Apesar de tardio na Ordem e obedecendo às novas regras de mercado e de
comportamento social que caracterizam o final dos tempos medievais, é a
importância do universo rural, sua componente fundamental, que determina e
condiciona, quase sempre, as estratégias de gestão e de crescimento daquela
casa feminina. Embora próximo de atractivos espaços urbanos, Almoster e o seu mosteiro
não fogem à realidade nacional, onde o peso do mundo rural representa o
principal sistema condicionador do desenvolvimento e das transformações que o
Portugal medieval vai conhecendo: um mundo de senhores e de camponeses, de
torres senhoriais e de aldeias.
Mas esta imagem, pretensamente
nítida, já nasceu desfocada, pois que nos propõe uma generalização que, embora
simpática, reduz a realidade do universo medieval aos ritmos das sementeiras e
colheitas, marcadas pelo trabalho do camponês e geridas pelo astro solar. O
Homem constitui o vector de abordagem fundamental da história rural,
especialmente aqueles que têm por principal tarefa a produção de bens agrícolas.

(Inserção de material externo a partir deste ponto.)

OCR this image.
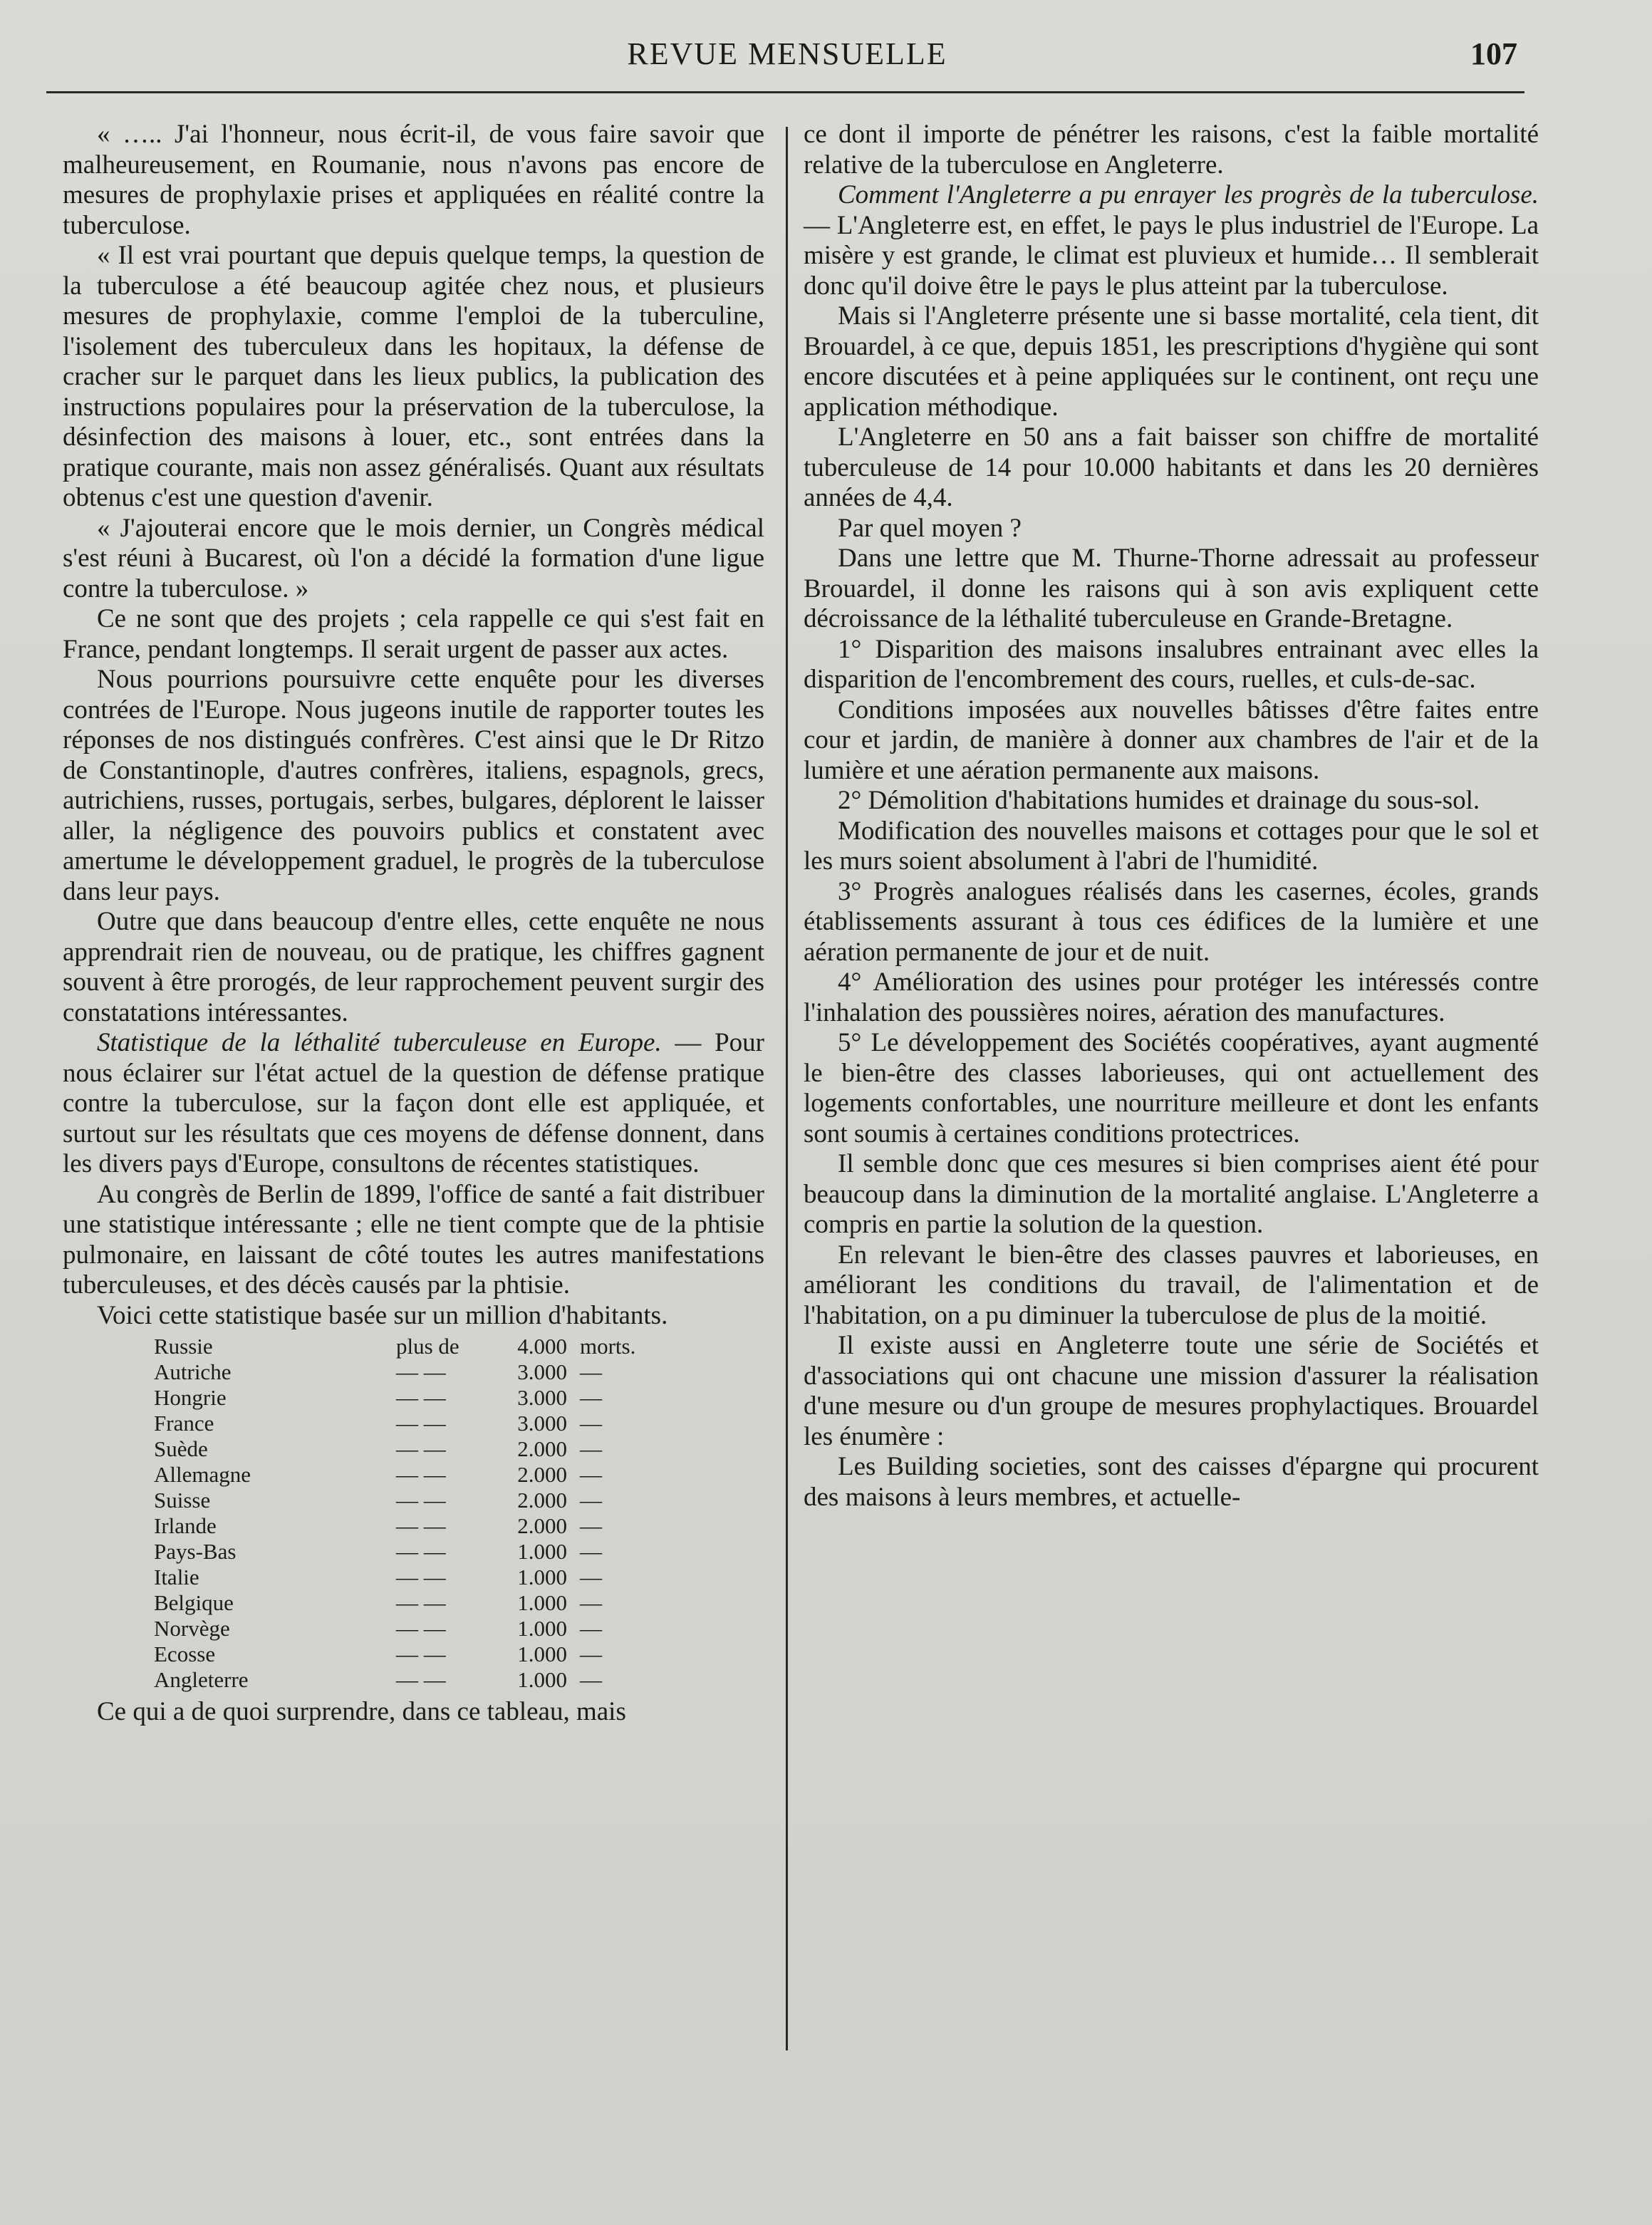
REVUE MENSUELLE	107

« ….. J'ai l'honneur, nous écrit-il, de vous faire savoir que malheureusement, en Roumanie, nous n'avons pas encore de mesures de prophylaxie prises et appliquées en réalité contre la tuberculose.

« Il est vrai pourtant que depuis quelque temps, la question de la tuberculose a été beaucoup agitée chez nous, et plusieurs mesures de prophylaxie, comme l'emploi de la tuberculine, l'isolement des tuberculeux dans les hopitaux, la défense de cracher sur le parquet dans les lieux publics, la publication des instructions populaires pour la préservation de la tuberculose, la désinfection des maisons à louer, etc., sont entrées dans la pratique courante, mais non assez généralisés. Quant aux résultats obtenus c'est une question d'avenir.

« J'ajouterai encore que le mois dernier, un Congrès médical s'est réuni à Bucarest, où l'on a décidé la formation d'une ligue contre la tuberculose. »

Ce ne sont que des projets ; cela rappelle ce qui s'est fait en France, pendant longtemps. Il serait urgent de passer aux actes.

Nous pourrions poursuivre cette enquête pour les diverses contrées de l'Europe. Nous jugeons inutile de rapporter toutes les réponses de nos distingués confrères. C'est ainsi que le Dr Ritzo de Constantinople, d'autres confrères, italiens, espagnols, grecs, autrichiens, russes, portugais, serbes, bulgares, déplorent le laisser aller, la négligence des pouvoirs publics et constatent avec amertume le développement graduel, le progrès de la tuberculose dans leur pays.

Outre que dans beaucoup d'entre elles, cette enquête ne nous apprendrait rien de nouveau, ou de pratique, les chiffres gagnent souvent à être prorogés, de leur rapprochement peuvent surgir des constatations intéressantes.

Statistique de la léthalité tuberculeuse en Europe. — Pour nous éclairer sur l'état actuel de la question de défense pratique contre la tuberculose, sur la façon dont elle est appliquée, et surtout sur les résultats que ces moyens de défense donnent, dans les divers pays d'Europe, consultons de récentes statistiques.

Au congrès de Berlin de 1899, l'office de santé a fait distribuer une statistique intéressante ; elle ne tient compte que de la phtisie pulmonaire, en laissant de côté toutes les autres manifestations tuberculeuses, et des décès causés par la phtisie.

Voici cette statistique basée sur un million d'habitants.

Russie	plus de	4.000	morts.
Autriche	— —	3.000	—
Hongrie	— —	3.000	—
France	— —	3.000	—
Suède	— —	2.000	—
Allemagne	— —	2.000	—
Suisse	— —	2.000	—
Irlande	— —	2.000	—
Pays-Bas	— —	1.000	—
Italie	— —	1.000	—
Belgique	— —	1.000	—
Norvège	— —	1.000	—
Ecosse	— —	1.000	—
Angleterre	— —	1.000	—

Ce qui a de quoi surprendre, dans ce tableau, mais

ce dont il importe de pénétrer les raisons, c'est la faible mortalité relative de la tuberculose en Angleterre.

Comment l'Angleterre a pu enrayer les progrès de la tuberculose. — L'Angleterre est, en effet, le pays le plus industriel de l'Europe. La misère y est grande, le climat est pluvieux et humide… Il semblerait donc qu'il doive être le pays le plus atteint par la tuberculose.

Mais si l'Angleterre présente une si basse mortalité, cela tient, dit Brouardel, à ce que, depuis 1851, les prescriptions d'hygiène qui sont encore discutées et à peine appliquées sur le continent, ont reçu une application méthodique.

L'Angleterre en 50 ans a fait baisser son chiffre de mortalité tuberculeuse de 14 pour 10.000 habitants et dans les 20 dernières années de 4,4.

Par quel moyen ?

Dans une lettre que M. Thurne-Thorne adressait au professeur Brouardel, il donne les raisons qui à son avis expliquent cette décroissance de la léthalité tuberculeuse en Grande-Bretagne.

1° Disparition des maisons insalubres entrainant avec elles la disparition de l'encombrement des cours, ruelles, et culs-de-sac.

Conditions imposées aux nouvelles bâtisses d'être faites entre cour et jardin, de manière à donner aux chambres de l'air et de la lumière et une aération permanente aux maisons.

2° Démolition d'habitations humides et drainage du sous-sol.

Modification des nouvelles maisons et cottages pour que le sol et les murs soient absolument à l'abri de l'humidité.

3° Progrès analogues réalisés dans les casernes, écoles, grands établissements assurant à tous ces édifices de la lumière et une aération permanente de jour et de nuit.

4° Amélioration des usines pour protéger les intéressés contre l'inhalation des poussières noires, aération des manufactures.

5° Le développement des Sociétés coopératives, ayant augmenté le bien-être des classes laborieuses, qui ont actuellement des logements confortables, une nourriture meilleure et dont les enfants sont soumis à certaines conditions protectrices.

Il semble donc que ces mesures si bien comprises aient été pour beaucoup dans la diminution de la mortalité anglaise. L'Angleterre a compris en partie la solution de la question.

En relevant le bien-être des classes pauvres et laborieuses, en améliorant les conditions du travail, de l'alimentation et de l'habitation, on a pu diminuer la tuberculose de plus de la moitié.

Il existe aussi en Angleterre toute une série de Sociétés et d'associations qui ont chacune une mission d'assurer la réalisation d'une mesure ou d'un groupe de mesures prophylactiques. Brouardel les énumère :

Les Building societies, sont des caisses d'épargne qui procurent des maisons à leurs membres, et actuelle-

Mas importante é também a preocupação com os outros que, embora não trabalhando
directamente a terra, se servem dela e sobre ela constituem formas de poder, capazes
de dirigir e influenciar as vivências de toda a sociedade medieval. Produtores
e detentores dos meios de produção não convivem muitas vezes no mesmo espaço
geográfico, nem tão pouco pertencem aos mesmos estratos sociais. Desta forma,
torna-se importante analisar, com um enfoque cada vez mais preciso, a tipologia
de relações que se estabeleceram entre os dois grupos, quer cronológica, quer
geograficamente, buscando sempre uma perspectiva de construção de uma história
rural mais rigorosa e abrangente, definida por Garcia Cortázar em três ordens
de problemas: as formas de distribuição do poder; a criação de rendas a partir
de uma determinada produção e, finalmente, a evolução da paisagem agrária». In José
Manuel H Varandas, Monacato Feminino e Domínio Rural, O Património do Mosteiro
de Santa Maria de Almoster no século XIV, 1995, Faculdade de Letras,
Universidade de Lisboa, Wikipédia.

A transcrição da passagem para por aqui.